殺し屋の男と、彼に電話越しで仕事を斡旋するエージェントの女。重慶大厦にあるひとつの部屋を交互に訪れるふたりは、仕事に私情を持ち込まず、顔を合わせることなく淡々と仕事を進めていたはずだった。しかし、エージェントの女は殺し屋への思いを抑えきれない。その一方、殺し屋は金髪の女と一夜を共にする。かたや、重慶大厦の管理人の息子・モウは、父親と二人暮らしをしながら、夜になると閉店した他人の店を使って勝手に商売をしていた。口が不自由で、思うように言葉を話せないモウは、商品やサービスを暴力的に売りつける日々を送っている。そんなある日、失恋したばかりの女に出会う。香港を舞台に、5人の男女の物語が交錯する。



 映画監督ウォン・カーウァイの出世作にして、キャリア最高傑作との声もいまだ聞かれる『恋する惑星』(94)。前半と後半の2部構成で描かれたラブストーリーには、描かれざる“3つめの物語”があった……。
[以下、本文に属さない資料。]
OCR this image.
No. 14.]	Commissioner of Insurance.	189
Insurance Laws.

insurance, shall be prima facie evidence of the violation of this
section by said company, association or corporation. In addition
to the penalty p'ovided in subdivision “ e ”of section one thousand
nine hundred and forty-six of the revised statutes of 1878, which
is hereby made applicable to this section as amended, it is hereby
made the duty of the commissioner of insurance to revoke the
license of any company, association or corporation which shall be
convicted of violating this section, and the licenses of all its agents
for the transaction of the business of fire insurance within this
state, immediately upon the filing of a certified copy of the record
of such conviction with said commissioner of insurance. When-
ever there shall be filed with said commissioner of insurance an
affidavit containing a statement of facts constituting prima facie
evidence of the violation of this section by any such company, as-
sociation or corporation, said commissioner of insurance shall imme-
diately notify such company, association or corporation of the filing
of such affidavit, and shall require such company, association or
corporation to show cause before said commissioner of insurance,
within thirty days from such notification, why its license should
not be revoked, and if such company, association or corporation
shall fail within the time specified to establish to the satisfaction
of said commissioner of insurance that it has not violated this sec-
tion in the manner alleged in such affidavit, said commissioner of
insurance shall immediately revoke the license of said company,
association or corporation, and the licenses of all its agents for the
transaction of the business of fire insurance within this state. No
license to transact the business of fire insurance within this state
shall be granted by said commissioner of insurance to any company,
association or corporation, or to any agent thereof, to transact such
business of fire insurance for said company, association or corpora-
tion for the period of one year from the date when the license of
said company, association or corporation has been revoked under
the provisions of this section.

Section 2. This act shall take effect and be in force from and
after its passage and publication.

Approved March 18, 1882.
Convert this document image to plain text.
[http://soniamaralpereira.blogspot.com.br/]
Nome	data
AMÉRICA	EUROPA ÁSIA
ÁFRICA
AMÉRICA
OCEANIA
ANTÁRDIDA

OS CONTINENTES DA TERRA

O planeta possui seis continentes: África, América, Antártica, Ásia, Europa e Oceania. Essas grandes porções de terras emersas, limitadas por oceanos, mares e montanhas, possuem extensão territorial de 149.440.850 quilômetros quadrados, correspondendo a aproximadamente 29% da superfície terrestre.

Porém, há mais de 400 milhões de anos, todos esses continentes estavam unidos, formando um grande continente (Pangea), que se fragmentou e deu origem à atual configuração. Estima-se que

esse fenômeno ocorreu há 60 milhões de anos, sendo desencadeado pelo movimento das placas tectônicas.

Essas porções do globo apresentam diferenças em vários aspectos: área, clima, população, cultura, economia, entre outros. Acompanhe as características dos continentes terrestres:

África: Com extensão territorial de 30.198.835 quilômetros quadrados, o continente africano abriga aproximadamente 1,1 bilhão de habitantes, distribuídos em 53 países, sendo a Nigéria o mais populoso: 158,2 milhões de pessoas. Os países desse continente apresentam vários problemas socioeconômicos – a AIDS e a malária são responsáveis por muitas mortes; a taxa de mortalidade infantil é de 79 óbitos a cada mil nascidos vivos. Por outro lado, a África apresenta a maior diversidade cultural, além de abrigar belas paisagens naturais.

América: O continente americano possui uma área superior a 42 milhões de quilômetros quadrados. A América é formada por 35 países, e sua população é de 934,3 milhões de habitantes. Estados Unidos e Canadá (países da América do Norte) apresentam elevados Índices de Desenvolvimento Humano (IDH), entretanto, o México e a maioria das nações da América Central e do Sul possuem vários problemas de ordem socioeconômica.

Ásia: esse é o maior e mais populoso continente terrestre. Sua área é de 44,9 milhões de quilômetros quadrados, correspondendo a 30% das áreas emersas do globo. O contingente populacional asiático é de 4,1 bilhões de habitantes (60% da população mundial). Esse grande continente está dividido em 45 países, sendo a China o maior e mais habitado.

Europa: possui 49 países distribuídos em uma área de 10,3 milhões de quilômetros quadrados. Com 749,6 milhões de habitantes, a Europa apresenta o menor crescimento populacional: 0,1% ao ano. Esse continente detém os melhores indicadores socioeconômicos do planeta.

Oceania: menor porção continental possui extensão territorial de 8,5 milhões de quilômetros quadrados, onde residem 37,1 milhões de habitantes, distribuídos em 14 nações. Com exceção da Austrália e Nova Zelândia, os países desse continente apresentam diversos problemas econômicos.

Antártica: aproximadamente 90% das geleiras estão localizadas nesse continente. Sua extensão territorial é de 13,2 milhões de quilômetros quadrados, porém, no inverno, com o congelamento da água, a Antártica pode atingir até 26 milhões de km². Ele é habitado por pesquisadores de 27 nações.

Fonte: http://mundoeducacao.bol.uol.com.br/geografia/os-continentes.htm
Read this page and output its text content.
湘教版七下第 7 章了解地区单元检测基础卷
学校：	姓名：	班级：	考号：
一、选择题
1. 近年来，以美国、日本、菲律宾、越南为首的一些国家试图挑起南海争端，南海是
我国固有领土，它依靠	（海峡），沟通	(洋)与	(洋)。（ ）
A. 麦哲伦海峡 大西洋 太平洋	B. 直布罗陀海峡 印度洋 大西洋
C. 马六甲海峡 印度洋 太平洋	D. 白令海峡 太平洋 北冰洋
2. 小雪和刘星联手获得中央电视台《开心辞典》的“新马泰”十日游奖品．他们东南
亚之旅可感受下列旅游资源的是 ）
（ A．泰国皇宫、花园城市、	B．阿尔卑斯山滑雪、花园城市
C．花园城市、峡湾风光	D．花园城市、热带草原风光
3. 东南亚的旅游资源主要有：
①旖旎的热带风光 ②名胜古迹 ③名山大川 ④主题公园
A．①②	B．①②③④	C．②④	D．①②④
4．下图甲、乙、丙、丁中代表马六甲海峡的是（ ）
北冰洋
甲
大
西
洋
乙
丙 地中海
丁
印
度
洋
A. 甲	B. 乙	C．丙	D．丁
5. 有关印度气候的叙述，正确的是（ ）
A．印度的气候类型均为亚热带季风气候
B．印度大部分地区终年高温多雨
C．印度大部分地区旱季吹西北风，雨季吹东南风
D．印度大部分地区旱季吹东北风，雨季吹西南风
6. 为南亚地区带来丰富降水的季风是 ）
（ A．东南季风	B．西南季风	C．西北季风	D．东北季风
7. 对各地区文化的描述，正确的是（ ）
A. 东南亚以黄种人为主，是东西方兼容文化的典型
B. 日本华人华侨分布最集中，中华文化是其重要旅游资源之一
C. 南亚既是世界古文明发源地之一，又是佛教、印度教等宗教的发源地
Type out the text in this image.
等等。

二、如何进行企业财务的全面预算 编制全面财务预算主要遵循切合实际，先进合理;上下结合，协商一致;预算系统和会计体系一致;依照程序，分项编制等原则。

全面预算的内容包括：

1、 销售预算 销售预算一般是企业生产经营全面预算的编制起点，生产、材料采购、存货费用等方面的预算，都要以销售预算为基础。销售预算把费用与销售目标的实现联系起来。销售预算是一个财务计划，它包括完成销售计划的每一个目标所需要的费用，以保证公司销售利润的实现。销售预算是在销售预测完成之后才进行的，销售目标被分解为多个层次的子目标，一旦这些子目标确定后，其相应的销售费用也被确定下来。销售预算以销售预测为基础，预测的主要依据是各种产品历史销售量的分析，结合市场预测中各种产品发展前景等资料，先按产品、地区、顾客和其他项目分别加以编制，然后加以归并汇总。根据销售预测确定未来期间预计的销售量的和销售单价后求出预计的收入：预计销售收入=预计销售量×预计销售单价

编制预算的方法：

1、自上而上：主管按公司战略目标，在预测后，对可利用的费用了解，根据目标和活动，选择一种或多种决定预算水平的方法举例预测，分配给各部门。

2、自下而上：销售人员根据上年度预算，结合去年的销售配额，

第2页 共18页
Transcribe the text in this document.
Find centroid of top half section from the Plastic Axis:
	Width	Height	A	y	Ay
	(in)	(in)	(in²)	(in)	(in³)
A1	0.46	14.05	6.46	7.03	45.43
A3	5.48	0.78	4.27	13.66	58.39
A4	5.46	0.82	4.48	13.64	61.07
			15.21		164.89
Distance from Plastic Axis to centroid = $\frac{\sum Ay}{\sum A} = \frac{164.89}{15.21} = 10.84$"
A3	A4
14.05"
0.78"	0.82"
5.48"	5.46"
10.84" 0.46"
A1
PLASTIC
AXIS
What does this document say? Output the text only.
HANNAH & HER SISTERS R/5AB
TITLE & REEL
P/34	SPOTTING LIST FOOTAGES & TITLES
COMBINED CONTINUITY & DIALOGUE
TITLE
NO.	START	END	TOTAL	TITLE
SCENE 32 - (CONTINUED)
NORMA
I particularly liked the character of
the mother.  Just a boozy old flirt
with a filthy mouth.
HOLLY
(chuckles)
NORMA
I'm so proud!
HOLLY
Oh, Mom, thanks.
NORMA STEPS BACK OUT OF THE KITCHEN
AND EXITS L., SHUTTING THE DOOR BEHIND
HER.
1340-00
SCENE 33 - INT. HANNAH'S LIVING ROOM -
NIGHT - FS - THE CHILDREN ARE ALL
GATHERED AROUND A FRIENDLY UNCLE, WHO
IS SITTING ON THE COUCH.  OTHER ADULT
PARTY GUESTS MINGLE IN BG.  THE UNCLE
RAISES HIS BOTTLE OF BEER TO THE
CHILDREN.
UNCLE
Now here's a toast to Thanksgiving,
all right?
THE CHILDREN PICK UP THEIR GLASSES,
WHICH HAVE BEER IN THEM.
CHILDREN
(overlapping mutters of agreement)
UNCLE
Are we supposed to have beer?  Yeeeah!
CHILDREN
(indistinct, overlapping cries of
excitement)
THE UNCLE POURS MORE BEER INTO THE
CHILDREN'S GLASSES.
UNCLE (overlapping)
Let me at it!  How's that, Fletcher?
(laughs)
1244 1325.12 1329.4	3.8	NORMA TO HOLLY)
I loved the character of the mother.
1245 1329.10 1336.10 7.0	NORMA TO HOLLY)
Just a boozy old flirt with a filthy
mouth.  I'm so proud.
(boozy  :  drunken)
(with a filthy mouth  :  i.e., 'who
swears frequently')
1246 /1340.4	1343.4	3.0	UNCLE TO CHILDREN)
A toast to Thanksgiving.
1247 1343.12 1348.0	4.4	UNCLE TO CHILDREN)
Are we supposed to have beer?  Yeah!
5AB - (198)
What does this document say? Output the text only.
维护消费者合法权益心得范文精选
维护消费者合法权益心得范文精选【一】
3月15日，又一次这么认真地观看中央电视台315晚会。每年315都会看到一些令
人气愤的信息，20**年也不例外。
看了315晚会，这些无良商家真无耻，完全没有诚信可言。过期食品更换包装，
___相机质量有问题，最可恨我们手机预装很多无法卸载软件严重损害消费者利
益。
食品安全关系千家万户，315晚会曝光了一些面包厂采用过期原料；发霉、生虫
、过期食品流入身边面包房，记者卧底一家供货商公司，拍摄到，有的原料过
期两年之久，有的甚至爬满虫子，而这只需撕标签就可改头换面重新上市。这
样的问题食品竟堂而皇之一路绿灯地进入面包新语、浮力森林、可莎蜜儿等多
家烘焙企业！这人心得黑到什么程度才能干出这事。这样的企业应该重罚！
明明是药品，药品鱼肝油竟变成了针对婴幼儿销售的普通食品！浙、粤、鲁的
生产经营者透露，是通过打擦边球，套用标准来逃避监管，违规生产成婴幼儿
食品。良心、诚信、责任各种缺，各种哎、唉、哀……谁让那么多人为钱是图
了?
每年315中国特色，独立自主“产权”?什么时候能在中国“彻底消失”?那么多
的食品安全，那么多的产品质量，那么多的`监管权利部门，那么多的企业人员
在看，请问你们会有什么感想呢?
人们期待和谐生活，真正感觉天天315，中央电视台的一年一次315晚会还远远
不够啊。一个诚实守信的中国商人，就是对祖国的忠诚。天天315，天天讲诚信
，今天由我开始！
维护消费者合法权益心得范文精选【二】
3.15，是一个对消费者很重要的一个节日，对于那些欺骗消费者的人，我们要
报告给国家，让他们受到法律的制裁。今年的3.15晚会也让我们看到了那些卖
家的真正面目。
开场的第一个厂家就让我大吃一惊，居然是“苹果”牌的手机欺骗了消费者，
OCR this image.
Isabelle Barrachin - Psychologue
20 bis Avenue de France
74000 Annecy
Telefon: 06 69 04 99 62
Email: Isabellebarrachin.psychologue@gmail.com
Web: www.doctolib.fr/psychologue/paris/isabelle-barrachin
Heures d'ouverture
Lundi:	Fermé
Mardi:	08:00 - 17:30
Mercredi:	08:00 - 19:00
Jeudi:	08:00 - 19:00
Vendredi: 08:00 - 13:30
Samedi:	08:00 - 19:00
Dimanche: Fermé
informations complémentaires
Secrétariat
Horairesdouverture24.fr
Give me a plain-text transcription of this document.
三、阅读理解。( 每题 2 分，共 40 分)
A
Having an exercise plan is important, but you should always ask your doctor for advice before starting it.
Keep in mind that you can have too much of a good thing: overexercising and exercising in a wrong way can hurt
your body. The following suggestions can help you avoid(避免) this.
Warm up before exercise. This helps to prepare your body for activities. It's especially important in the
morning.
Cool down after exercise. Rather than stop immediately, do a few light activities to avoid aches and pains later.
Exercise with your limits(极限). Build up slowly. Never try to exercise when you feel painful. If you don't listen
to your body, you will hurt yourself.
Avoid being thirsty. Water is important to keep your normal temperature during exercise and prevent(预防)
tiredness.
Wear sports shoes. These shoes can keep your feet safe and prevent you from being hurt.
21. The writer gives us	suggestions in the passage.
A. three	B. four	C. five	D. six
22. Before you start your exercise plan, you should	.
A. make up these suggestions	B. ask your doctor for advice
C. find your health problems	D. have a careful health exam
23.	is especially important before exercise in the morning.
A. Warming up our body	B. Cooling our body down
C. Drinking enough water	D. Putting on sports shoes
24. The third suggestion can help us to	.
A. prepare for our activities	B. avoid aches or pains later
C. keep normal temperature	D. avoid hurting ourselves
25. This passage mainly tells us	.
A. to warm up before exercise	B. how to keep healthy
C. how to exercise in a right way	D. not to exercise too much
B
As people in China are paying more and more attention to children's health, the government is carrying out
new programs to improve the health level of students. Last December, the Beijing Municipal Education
映画『天使の涙』(95)は、もともと『恋する惑星』のエピソードとして構想されたストーリーを基にして生まれた、いわば同作の姉妹編である。


 かつてカーウァイは、『恋する惑星』と『天使の涙』を「自分にとっては(2作あわせて)3時間の映画。2本立てで観てほしい」と語った。この言葉通り、2本の映画はいわばコインの裏表。カーウァイが仕掛けた物語のギミックをじっくりと紐解いてみたい。


Index


都市の光と陰



 まずは『恋する惑星』を振り返るところから始めることにしよう(未見の方は『恋する惑星』を観てから『天使の涙』に進むのがよい)。同作の物語は、繁華街の巨大ビル・重慶大厦(チョンキン・マンション)を舞台に、失恋した刑事・モウ(金城武)とドラッグ・ディーラーの女性(ブリジット・リン)が出会う第1部、また惣菜屋「ミッドナイト・エクスプレス」の常連客である警官663号(トニー・レオン)と、彼に片思いをして自宅に忍び込む店員のフェイ(フェイ・ウォン)を描く第2部からなる。詳しくは拙稿「『恋する惑星』恋愛映画の傑作が切り取る、90年代前半の香港に流れた空気」をご一読いただければ幸いである。


 『恋する惑星』と同じく、『天使の涙』もふたつの物語から構成される恋愛群像劇だ。ひとつは殺し屋の男(レオン・ライ)と、彼に電話越しで仕事を斡旋するエージェントの女(ミシェル・リー)の物語。重慶大厦にあるひとつの部屋を交互に訪れるふたりは、仕事に私情を持ち込まず、顔を合わせることなく淡々と仕事を進めていたはずだった。しかし、女は男への思いを抑えきれない。その一方、殺し屋は金髪の女(カレン・モク)と一夜を共にする。


『天使の涙』©1995, 2008 Block 2 Pictures Inc. All Rights Reserved.


 かたや、重慶大厦の管理人の息子・モウ(金城武)は、父親と二人暮らしをしながら、夜になると閉店した他人の店を使って勝手に商売をしていた。口が不自由で、思うように言葉を話せないモウは、商品やサービスを暴力的に売りつける日々を送っている。そんなある日、失恋したばかりの女[以下「失恋女」](チャーリー・ヤン)に出会い……。


 『恋する惑星』が前半と後半でストーリーがくっきりと分かれる2部構成だったのに対し、『天使の涙』はふたつの物語が交錯する構成だ。『恋する惑星』の場合、第1部の主人公である刑事・モウが、第2部の舞台である惣菜屋を訪れるシーンによって物語が繋がった。『天使の涙』にこうした明確な繋ぎ目はないが、カーウァイは香港の風景を前景化させることで物語を繋ぐ。ふたつの物語は、同じ都市を同じ時代に生きている若者のスケッチなのだ。彼らはさまざまな理由によって、あらゆる交通手段を使いながら街中を移動し、ときにすれ違い、ときには同じ場所に居合わせることになる。


 カーウァイは『恋する惑星』も『天使の涙』も、ともに都市そのものが主人公だと公言している。「都市の光と陰、これが『天使の涙』を撮りたかった理由のひとつ」なのだと。〈光〉と〈陰〉というキーワードが象徴するように、本作は『恋する惑星』と同じモチーフを使いつつ、それらを劇中でことごとく反転させていく。